The Kandahar violence came just days after the United States and Afghanistan signed a deal on the gradual transfer of a major U.S.-run detention centre to Afghan authorities, overcoming one of the main sticking points in the partnership negotiations, tells Reuters.
President Hamid Karzai condemned the attacks, calling them in a statement an “inhuman and intentional act” and demanding justice.
Karzai, whose relationship with his Western backers is fraught at the best of times, condemned the rampage as “intentional murders” and demanded an explanation. Karzai’s office released a statement quoting a villager as saying “American soldiers woke my family up and shot them in the face”.
According to The Huff Post, President Barack Obama and Defense Secretary Leon Panetta both called Afghan President Hamid Karzai to express their condolences.

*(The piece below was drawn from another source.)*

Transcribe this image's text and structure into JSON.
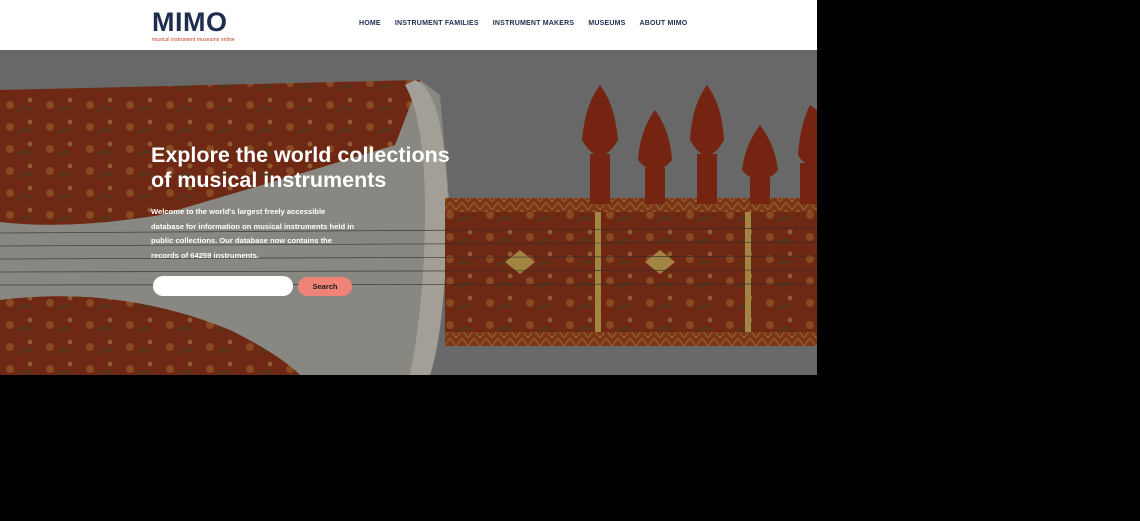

In a statement released Sunday by the White House, Obama said, “This incident is tragic and shocking, and does not represent the exceptional character of our military and the respect that the United States has for the people of Afghanistan.”
Panetta said a full investigation was already under way. “The initial reporting that we have at this time indicates there was one shooter, and we have one man in custody,” said Lt. Col. Jimmie Cummings, a NATO spokesman.
The soldier has not been named, but is thought to be a staff sergeant, informs BBC. He is reported to have walked off his base at around 03:00 local time (22:30 GMT Saturday) and headed to nearby villages, moving methodically from house to house.
“The U.S. Embassy in Kabul alerts U.S. citizens in Afghanistan that as a result of a tragic shooting incident in Kandahar province involving a U.S. service member, there is a risk of anti-American feelings and protests in coming days, especially in the eastern and southern provinces,” the embassy said in an emergency statement on its website.
Coming after a period of deepening public outrage, spurred by the Koran burning by American personnel last month and an earlier video showing American Marines urinating on dead militants, the possibility of a violent reaction to the killings added to a feeling of siege here among Western personnel.
Officials described growing concern over a cascade of missteps and offenses that has cast doubt on the ability of NATO personnel to carry out their mission and has left troops and trainers increasingly vulnerable to violence by Afghans seeking revenge.
This is the first time Afghan civilians have been targeted by foreign soldiers in this way, the BBC’s Quentin Sommerville reports from Kabul.
However, a US soldier was convicted last year on three counts of premeditated murder after leading a rogue “kill team” in Afghanistan.